XLIII
La muerte de Inés nos ha sumido en la tristeza a Elvira y a mí. La cuidamos en sus días postreros, procuramos bajar la fiebre con todos los medios a nuestro alcance, pero fue inútil. He pasado unos días cerca de Elvira porque las dos sentimos mucho la pérdida, nos consolamos en silencio. He ido perdiendo a los seres más queridos. Primero mi madre, a la que he echado de menos todo el tiempo. Después murió Pedro, el acemilero, fuera mi padre o no me trató como un buen progenitor. Asistí a la muerte de la madre de mi reina, lo sentí muchísimo, de alguna manera ella era el vínculo con mi señora. Más tarde tuve noticias de que murió Juan, Isabel y Miguel, mi reina perdió a sus seres queridos y en los que pensaba como herederos. Lo lamenté tanto por ella. La muerte de Inés me ha dejado triste por un doble motivo: el no poder verla y el comprobar lo desolada que está Elvira.
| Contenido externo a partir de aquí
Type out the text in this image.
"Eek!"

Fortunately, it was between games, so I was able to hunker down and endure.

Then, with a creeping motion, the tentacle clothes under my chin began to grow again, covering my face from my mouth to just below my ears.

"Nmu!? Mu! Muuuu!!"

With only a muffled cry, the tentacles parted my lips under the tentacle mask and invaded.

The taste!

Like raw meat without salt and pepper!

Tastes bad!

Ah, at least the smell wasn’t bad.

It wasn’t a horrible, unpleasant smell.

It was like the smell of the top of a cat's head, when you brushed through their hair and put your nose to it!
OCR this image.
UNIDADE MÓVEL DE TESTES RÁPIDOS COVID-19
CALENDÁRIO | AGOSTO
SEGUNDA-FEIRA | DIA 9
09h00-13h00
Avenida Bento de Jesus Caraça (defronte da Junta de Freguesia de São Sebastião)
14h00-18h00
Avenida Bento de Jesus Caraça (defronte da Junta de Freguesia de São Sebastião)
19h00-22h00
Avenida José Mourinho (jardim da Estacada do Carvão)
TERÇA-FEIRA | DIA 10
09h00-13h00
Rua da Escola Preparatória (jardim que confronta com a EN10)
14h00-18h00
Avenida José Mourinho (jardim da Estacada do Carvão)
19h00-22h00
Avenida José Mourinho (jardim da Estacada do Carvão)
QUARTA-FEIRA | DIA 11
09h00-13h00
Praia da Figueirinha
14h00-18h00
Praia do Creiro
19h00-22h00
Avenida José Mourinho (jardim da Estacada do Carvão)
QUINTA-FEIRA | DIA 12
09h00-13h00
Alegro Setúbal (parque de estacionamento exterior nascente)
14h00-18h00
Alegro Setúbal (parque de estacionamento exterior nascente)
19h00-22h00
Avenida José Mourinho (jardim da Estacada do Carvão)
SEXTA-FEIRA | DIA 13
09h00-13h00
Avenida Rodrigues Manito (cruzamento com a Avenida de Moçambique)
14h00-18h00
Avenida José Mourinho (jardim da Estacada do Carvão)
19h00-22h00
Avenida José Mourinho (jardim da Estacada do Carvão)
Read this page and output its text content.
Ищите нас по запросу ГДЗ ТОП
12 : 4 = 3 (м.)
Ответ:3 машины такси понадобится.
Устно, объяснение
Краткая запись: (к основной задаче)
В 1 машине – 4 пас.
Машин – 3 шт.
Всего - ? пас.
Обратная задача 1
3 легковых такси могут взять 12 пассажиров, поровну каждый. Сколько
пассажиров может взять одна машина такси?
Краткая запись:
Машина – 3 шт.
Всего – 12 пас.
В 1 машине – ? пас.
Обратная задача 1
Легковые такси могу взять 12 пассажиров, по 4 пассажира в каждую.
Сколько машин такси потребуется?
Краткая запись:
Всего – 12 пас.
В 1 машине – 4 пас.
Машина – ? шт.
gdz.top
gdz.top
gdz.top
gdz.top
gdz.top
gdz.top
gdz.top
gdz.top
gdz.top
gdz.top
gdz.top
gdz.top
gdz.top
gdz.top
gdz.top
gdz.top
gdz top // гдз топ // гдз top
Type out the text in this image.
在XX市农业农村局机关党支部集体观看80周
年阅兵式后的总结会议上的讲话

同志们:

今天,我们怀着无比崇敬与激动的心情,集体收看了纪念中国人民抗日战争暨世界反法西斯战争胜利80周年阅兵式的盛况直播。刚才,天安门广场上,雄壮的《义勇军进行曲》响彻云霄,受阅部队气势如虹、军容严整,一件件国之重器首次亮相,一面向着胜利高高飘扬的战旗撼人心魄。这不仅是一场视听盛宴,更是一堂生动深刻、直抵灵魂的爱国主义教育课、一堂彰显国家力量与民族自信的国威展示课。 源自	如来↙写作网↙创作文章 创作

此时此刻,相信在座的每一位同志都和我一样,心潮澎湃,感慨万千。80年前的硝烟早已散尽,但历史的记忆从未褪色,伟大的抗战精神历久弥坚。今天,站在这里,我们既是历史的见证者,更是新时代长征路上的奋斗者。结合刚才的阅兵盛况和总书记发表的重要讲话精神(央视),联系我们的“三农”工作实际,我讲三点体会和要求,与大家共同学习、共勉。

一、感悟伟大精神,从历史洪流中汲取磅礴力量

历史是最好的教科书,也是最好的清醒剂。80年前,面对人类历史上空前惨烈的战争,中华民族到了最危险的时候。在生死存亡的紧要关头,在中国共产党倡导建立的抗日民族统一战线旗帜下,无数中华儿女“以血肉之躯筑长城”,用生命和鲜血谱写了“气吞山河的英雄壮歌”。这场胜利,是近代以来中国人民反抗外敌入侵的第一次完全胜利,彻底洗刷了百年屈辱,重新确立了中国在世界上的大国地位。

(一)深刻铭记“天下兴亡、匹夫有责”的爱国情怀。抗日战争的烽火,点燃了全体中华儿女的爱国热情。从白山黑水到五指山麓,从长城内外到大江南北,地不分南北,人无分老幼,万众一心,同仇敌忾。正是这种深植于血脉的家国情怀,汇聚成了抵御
La guadaña se va llevando a los más allegados y te vas acostumbrando a unas y otras ausencias.
1 comentario:
La vida humana se compone de pérdidas. Venimos con las alforjas repletas y en los primeros años las vamos llenando de proyectos, de paisajes, de amigos… pero pronto empieza a desmoronarse nuestro mundo hasta acabar despojados de todo.
Aunque no es exactamente así, hay un continuo ir y venir: nuevos proyectos, nuevos paisajes, nuevos amigos se nos van incorporando a lo largo de la vida mientras los otros se van.